There's an axiom out there to the extent that every pissed off customer means, through his/her network, between 7 and 14 additional lost customers. I received a very politely worded letter back, trying to explain and justify why they're doing this, the tone of which I appreciated, but the contents of which didn't change my mind.
I wrote my original mail because of a suggestion to do so which I found on a blog when searching for solutions to my problem, and have been offering the same suggestion to other people when I hear of a legitimate owner of some form of media being inconvenienced by copy protection. I have washed my hands of the affair, I have loads of good albums, and I don't really need anything from that particular vendor.

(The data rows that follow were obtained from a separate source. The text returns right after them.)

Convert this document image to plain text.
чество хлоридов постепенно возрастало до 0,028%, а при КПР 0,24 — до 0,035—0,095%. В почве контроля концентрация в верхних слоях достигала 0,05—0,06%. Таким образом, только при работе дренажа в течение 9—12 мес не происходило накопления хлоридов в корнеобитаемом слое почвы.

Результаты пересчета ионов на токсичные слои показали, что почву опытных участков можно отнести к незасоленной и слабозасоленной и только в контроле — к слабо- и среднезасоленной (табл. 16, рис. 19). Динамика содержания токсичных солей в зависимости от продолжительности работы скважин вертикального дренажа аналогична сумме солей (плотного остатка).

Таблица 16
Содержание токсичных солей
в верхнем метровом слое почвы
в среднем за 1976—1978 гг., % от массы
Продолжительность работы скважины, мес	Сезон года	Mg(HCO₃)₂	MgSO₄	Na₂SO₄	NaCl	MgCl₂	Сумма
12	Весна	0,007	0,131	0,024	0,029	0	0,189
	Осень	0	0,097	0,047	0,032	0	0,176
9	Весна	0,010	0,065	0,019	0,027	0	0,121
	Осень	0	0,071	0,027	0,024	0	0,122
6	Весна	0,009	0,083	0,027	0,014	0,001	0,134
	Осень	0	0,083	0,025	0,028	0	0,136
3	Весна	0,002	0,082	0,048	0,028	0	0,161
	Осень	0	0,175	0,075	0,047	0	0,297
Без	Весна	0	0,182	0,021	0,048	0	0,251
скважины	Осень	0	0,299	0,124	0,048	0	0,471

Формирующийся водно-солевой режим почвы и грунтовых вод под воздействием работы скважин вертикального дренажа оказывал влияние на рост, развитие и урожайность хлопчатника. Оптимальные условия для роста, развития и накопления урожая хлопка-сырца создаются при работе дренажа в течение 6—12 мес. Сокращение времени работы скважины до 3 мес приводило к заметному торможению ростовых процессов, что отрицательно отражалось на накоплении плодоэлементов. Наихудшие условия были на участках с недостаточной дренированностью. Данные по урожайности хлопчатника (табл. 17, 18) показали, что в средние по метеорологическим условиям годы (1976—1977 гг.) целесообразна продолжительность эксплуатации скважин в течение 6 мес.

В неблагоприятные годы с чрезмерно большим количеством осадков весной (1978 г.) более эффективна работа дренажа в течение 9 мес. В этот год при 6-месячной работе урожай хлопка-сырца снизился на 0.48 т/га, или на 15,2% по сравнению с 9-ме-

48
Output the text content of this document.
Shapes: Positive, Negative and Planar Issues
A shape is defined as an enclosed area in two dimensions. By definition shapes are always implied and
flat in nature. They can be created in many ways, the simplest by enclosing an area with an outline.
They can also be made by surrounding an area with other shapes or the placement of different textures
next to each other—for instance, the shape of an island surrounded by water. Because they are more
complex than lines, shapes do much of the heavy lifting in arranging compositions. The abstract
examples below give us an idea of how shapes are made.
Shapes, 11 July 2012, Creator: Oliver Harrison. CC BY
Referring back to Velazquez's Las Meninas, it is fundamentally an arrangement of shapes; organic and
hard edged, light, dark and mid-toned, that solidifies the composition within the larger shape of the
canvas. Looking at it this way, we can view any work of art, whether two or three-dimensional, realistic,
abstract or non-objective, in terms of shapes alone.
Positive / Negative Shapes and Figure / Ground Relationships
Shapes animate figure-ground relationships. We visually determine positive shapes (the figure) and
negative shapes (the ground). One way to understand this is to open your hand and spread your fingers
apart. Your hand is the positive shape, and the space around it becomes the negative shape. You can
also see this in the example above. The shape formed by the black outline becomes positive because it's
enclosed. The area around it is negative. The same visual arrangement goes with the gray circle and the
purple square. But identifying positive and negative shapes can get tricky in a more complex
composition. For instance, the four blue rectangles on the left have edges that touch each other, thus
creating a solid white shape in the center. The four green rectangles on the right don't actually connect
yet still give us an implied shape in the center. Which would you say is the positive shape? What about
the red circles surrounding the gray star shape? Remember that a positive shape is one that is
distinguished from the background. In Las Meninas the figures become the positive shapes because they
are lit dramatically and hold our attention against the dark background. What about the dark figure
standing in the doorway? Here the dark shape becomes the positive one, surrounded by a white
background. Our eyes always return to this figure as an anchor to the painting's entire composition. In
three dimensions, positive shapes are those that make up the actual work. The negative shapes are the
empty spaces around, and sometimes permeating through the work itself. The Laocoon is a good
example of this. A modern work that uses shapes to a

The outcome of this will be either that nothing changes, in which case neither I nor the vendor care, or that I've done my little bit to contribute to EMI Germany losing enough business to think again about treating potential customers like potential criminals. In this scenario, I have also not been inconvenienced, but have maybe helped others have an easier time of backing up their discs.
Your attitude is superb--I encourage anyone who objects to the idea of purchasing something and then being told what they can or cannot do with it , to just vote with your wallet--it's the most effective vote you have.
Re:PR0N, people. Don't forget the PR0N industry. (Score:3, Funny)
You must be hanging out on the wrong streets then.